Hydration is functional, pure and simple: water in and water out. However, hydration bottles are judged by a different standard: sustainability. Delivering these goals while still maintaining transparency about materials and product sourcing give cause for celebration, but if brands fail to deliver they will quickly find themselves in the ire of a public backlash. One opportunity for brands is to develop a closed-loop system where products are created using recycled materials in a zero-waste setting. For example, Loop is a service that allows customers to purchase everyday products in reusable containers that are shipped in a zero-waste delivery system and eliminate disposable, single-use shipping materials. Once empty, the customer ships back the used product to be cleaned, refilled, and sent off again. The Loop system has a lower environmental impact by over 20% when compared to traditional retailer models. Long Trail Sustainability, a third-party verification group, has shown that transportation is not the biggest driver of environmental impacts compared to the energy and resources used to create product and single-use packaging. A subscription-based service similar to Loop could serve a functional purpose of creating a continuous revenue stream while protecting and promoting environmental standards.

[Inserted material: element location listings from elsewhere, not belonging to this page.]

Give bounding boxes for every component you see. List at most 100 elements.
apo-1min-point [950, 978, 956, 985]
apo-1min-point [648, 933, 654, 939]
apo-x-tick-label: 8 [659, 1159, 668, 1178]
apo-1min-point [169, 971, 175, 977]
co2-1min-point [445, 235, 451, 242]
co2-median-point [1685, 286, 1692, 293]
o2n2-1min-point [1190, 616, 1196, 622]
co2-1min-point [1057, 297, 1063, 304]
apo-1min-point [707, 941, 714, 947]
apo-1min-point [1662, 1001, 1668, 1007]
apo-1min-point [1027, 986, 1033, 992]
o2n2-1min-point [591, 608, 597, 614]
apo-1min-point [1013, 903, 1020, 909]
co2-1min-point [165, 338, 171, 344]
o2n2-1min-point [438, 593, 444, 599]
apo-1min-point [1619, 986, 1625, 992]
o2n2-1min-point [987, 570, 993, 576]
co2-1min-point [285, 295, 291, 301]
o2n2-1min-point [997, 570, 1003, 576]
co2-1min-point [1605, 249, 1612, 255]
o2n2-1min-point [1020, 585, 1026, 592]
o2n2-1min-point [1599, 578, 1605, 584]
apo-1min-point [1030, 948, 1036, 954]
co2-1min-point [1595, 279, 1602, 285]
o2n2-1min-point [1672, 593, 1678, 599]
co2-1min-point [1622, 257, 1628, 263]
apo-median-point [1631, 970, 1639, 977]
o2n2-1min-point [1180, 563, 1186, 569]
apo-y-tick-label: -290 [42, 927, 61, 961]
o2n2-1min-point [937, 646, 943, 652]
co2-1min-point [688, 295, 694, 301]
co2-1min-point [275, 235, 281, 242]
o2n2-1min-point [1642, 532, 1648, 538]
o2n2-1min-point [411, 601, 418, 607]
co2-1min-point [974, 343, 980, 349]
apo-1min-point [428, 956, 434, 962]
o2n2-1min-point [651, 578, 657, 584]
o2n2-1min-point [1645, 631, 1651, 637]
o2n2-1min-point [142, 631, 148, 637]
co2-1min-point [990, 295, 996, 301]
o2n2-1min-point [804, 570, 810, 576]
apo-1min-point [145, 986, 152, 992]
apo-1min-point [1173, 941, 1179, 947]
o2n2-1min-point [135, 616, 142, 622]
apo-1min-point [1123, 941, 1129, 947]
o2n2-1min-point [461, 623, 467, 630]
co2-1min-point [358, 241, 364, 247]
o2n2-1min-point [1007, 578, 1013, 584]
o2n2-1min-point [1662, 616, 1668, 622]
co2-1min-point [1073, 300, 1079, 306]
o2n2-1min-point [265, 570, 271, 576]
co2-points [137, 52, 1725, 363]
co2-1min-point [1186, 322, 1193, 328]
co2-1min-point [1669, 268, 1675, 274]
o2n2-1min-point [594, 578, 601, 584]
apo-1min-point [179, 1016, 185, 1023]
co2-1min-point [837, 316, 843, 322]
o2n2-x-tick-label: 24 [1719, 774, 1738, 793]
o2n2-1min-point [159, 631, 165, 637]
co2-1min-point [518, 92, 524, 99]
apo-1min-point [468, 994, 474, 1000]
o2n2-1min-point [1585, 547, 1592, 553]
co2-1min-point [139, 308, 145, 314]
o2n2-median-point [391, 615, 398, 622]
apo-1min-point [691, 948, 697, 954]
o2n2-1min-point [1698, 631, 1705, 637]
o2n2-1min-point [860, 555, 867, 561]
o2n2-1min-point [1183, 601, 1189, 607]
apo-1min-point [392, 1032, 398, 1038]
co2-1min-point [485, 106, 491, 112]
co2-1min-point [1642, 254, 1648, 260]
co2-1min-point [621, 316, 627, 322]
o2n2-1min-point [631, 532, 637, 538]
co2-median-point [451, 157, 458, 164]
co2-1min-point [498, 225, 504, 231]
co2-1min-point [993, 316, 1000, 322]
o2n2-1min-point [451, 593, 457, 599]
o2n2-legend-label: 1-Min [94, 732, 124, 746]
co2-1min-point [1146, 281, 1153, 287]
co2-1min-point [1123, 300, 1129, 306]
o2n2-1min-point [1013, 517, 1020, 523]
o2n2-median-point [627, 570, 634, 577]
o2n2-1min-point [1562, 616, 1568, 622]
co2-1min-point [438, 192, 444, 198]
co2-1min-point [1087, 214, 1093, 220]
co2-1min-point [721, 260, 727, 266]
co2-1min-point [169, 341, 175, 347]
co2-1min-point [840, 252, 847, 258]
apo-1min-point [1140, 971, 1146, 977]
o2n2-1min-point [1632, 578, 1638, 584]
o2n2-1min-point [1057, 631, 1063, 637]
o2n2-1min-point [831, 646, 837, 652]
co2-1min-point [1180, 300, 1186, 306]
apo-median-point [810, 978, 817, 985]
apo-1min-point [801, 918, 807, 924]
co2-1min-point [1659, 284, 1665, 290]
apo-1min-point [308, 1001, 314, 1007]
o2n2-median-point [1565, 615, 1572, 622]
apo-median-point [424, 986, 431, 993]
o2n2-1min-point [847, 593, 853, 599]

One brand that has successfully made the transition from a legacy to a self-care and sustainable brand is Thermos. From its origins, Thermos has always been the leader in insulated home goods. When Thermos came to Kaleidoscope to retain this leadership position in our changing retail market, we were excited to solve the challenge of balancing the right amounts of heritage, sustainability, and a beautiful design, so consumers could become better versions of themselves and look good while doing it. Our key strategy was to ensure that the brand and consumer both felt like they had a role in the relationship. Enabling consumers’ voices (through qualitative and quantitative research) allowed pain points and obstacles to be easily discovered and resolved. For Thermos, it was not just the insulated products, brand reputation, or bottom line that was (and is) important; rather, it’s each and every customer. They strive to provide the best products for the best people and truly embody the ethos of “Protect what you love.”
Positive Perceptions Toward Refillable Water Bottles
“Growing interest in sustainability is motivating some consumers to increase their use of refillable water bottles. Overall, consumers perceive refillable water bottles as being better for the environment and a better value than packaged water.”